Mindfulness
Imagine truly being in the present, Our every thought upon a plane like one Mapped out by Euclid. Here, the garden sun Is eight minutes old and there is a pleasant Sense of valediction to the moment, As the moment leaves us like a houseguest: Bags stowed, she is waving to us from the car, And we wave back, till suddenly we are Years hence and looking at the curve of her best Handwriting while we puzzle at the comment In the book in the spare room. Imagine We had rushed up to the car to say ‘Don’t go right now’, and she switched off her engine, Changed her mind and told us she could stay.
The poems ‘Not Mentioning Something’ and ‘A Rainy Day’ are extracted from a narrative sequence based on the tale of the Sleeping Beauty.
Not Mentioning Something
When is a child not a child? When do the long days stop? When does a careless skip and hop Become self-conscious? The thin-mouthed governess Who filed Her nails though years of questions Did not know, yet gave suggestions Of what to talk about instead, Then put each problem safe to bed Like books shelved in the cupboard.
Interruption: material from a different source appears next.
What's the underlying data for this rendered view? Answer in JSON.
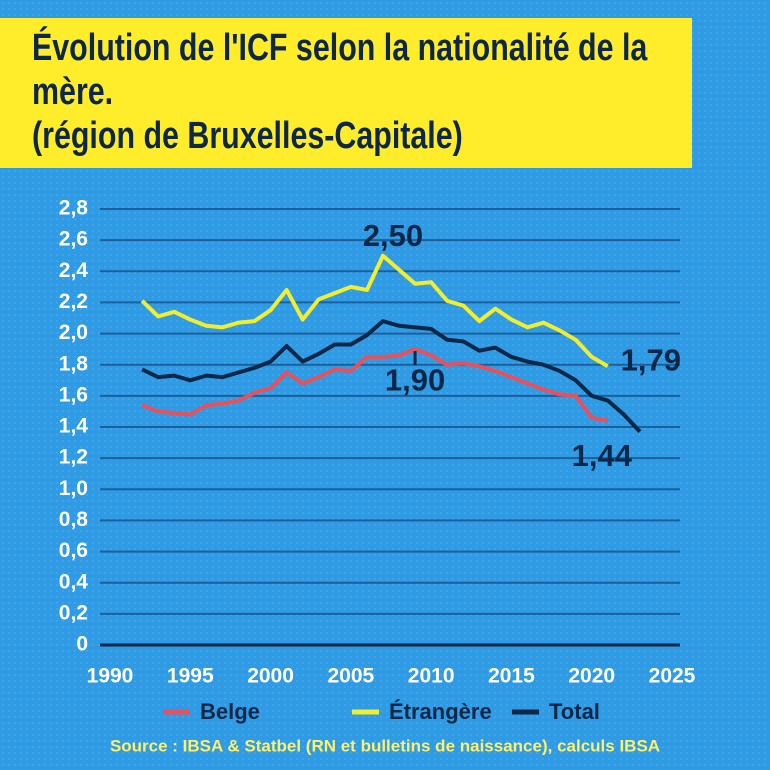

But, there were lessons to be learned, Another governess To stand up in a heavy dress And smile at the way The wise words of the day Were turned To flawless copperplate. Maybe, should she only wait, The good Princess might just recall The true significance of all She took down from the blackboard.
A Rainy Day
The good Princess had learnt Geography, Etiquette and languages, and that the world Was happy as herself. So, if she sometimes curled Up in a corner on a rainy day To feel the drops slide down the casement, she Had seen it as another form of play To let the world that loved her let her be. Dull princes came with whispers of a match. And she would drop her eyes and smile for them, And curtsy, looking grateful for some gem They grandly had bestowed, take leave, then could Race out to the mews to play at catch With the new stable boy until a footman would Come warn her of some task she should dispatch. But nobody expected she’d accept. Not really. Not for some years yet. In fact, The King and Queen admitted, only tact And diplomatic ties had stopped them banning The princes altogether. They had kept On reassuring her, there’d be no planning Any marriage until the time she slept Upon her sixteenth birthday. She had danced Today, and later she would sing and play The harp for whomsoever had come to pay Their kind respects. She had better go And do her practice; she had barely glanced At everything there was she ought to know About her guests. She would have to be entranced. Rain sluiced the darkened corbels, towers Dripped on dignitaries, and the stray Princess Sang softly to herself, could more or less Make out the shapes within the small glass squares Of a phantom girl content to let the hours Drop to years, lost in her transparent stares, Then hastened to quaint pleasantries on showers.